I figure I spent about six hours overall installing, uninstalling, reinstalling software (NONE of this was Microsoft’s fault: I lay it all at the foot of SBC’s software package) before finally finding that, by removing the SBC software (not their special browser, but their connection tools), using Microsoft’s methodology, and trying three different possibilities for what the actual WPA key *might* be, I was able to get the notebook to do something other than sit “Acquiring network access” (or something like that) for an indeterminate period. It actually connected.

Sort of: It couldn’t actually reach any internet sites. That turned out to be a Norton conflict: Norton was bundled, but wasn’t set up to autoconfigure to actually either allow IE (or anything else, *including* Norton’s own registration) to access the internet *or* to tell you something was wrong. Somehow, I fixed that. Nirvana, or at least a reduction in a frustration level that had me very nearly starting to scream (and enjoying lawnmowing, which I don’t, and the Saturday chores simply because it meant I was accomplishing something, no matter how trivial).
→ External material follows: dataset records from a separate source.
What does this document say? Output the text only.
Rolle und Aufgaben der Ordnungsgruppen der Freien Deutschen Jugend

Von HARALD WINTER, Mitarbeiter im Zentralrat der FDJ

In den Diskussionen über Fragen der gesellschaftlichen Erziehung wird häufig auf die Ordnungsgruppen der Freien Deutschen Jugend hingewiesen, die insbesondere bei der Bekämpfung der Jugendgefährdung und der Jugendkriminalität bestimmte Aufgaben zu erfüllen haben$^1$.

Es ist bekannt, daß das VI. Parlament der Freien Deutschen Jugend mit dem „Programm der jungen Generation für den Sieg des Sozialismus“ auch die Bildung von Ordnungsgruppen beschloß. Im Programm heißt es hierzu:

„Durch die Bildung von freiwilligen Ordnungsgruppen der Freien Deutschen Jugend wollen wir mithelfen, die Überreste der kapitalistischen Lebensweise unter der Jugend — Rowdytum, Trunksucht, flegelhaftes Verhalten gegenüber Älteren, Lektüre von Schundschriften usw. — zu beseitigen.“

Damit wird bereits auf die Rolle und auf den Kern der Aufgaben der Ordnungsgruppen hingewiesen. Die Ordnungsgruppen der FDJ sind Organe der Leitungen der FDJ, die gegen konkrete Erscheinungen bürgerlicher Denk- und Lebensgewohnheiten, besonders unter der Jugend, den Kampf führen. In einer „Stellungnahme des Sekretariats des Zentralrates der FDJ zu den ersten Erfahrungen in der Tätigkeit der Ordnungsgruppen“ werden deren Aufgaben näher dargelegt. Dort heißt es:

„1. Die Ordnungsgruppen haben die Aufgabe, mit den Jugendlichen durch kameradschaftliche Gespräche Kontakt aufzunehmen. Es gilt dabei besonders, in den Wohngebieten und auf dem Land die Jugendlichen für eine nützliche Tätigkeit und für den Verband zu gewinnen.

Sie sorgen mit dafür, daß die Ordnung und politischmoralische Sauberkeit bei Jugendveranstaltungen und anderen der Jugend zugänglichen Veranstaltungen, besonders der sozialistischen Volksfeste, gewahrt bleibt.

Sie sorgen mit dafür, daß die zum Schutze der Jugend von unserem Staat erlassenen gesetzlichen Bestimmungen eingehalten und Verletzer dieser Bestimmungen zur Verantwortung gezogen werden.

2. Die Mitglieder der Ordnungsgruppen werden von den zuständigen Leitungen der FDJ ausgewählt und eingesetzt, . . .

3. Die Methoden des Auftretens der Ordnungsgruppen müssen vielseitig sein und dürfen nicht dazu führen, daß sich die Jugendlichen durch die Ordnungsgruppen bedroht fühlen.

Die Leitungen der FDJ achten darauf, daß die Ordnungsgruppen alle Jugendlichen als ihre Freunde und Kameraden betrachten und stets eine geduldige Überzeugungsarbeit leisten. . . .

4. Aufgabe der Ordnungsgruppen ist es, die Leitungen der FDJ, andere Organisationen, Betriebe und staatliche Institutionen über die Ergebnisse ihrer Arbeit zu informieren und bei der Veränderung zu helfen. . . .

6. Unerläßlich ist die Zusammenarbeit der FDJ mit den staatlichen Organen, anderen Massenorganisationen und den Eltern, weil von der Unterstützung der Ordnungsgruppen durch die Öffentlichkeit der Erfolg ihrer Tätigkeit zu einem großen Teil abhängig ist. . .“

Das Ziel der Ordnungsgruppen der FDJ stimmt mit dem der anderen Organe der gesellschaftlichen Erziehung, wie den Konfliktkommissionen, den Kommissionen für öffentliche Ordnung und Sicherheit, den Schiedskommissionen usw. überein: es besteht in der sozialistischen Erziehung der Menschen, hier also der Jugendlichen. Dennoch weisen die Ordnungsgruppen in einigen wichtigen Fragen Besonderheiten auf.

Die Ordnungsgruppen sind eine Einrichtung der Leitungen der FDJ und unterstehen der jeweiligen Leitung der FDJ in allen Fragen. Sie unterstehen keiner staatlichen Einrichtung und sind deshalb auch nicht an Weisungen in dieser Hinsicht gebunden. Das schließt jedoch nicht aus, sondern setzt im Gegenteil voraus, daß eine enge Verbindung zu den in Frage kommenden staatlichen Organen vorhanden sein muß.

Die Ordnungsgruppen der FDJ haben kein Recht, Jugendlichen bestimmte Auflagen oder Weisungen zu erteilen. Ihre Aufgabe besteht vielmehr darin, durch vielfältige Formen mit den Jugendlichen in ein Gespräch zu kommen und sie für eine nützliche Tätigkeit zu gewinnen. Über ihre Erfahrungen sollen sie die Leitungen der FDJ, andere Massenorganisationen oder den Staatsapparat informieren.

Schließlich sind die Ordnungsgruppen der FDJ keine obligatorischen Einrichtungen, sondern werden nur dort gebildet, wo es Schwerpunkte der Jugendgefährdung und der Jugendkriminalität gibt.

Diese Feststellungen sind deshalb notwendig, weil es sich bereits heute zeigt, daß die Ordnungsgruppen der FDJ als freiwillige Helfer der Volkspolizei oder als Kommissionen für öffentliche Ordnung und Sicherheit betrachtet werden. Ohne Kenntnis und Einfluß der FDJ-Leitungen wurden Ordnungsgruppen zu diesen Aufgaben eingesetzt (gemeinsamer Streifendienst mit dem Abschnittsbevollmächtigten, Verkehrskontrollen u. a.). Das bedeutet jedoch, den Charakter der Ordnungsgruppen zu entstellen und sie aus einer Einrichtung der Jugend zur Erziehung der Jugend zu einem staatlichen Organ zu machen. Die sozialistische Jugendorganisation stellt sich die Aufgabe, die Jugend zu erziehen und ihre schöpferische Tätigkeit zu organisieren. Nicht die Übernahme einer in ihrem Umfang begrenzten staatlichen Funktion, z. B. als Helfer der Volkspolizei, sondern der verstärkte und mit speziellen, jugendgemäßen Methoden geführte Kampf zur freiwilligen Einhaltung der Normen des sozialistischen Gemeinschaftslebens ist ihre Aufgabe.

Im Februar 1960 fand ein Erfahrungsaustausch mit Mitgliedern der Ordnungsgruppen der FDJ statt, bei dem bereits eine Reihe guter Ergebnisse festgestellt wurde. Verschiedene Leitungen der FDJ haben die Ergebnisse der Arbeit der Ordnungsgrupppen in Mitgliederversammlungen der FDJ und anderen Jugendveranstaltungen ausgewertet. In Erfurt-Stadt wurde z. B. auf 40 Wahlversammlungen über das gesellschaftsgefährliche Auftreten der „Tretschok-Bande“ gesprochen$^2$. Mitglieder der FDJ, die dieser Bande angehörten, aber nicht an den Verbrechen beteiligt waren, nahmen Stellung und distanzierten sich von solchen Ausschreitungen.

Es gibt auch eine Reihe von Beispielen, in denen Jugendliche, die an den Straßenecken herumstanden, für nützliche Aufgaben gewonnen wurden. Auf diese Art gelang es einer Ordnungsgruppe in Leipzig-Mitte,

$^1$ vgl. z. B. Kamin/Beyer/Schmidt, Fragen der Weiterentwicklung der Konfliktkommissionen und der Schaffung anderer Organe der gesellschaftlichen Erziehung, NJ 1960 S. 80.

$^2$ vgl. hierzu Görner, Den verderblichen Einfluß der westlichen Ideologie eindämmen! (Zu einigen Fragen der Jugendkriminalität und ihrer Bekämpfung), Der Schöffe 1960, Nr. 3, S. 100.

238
So she has a notebook that can access the Internet. It comes with MS Works, and I went out and purchased Works Suite (which includes the full Word, which is what she needs), which I’ll install tonight or tomorrow. I’ve installed the Epson drivers and verified that just switching a USB cable means she can use my printer/scanner (I could set it up as part of the network, but what’s the point: she could only use it that way if my PC is on, since the Epson certainly isn’t network-aware).

Oh, and we spent another 90 minutes looking for possible screen shields. We ended up with a temporary possibility, though it won’t be ready to use for another day or two (until which time the sleek Sony sits in a closet).

Total time available to work on writing, updating this weblog, or doing anything other than shopping, basic weekend chores, and fighting with idiot software (again, not MS this time): Zero.

And, of course, I’ll spend an hour or so putting the pieces together for all those rebates (two on the Compaq, one on the Sony, and a $20 rebate on MS Works Suite).

So that’s how my weekend went. I’m delighted she finally has a home computer that she wants. (She’s the more computer-literate of the household at work–where she actually uses two computers with a keyboard/display switch, because her work requires it. She just doesn’t bring that stuff home much.) Now that I’ve had occasion to use the Compaq head-on, I’m astonished at the quality of the display, particularly for such a cheapo computer. (On the other hand, I don’t know that I’ll ever get used to touchpads instead of mice, and I’m addicted to my ergonomic MS Natural keyboards, but then I already have a home computer.)

And maybe by next weekend I’ll actually have time for some writing and blogging. Maybe not: New crises can always arise.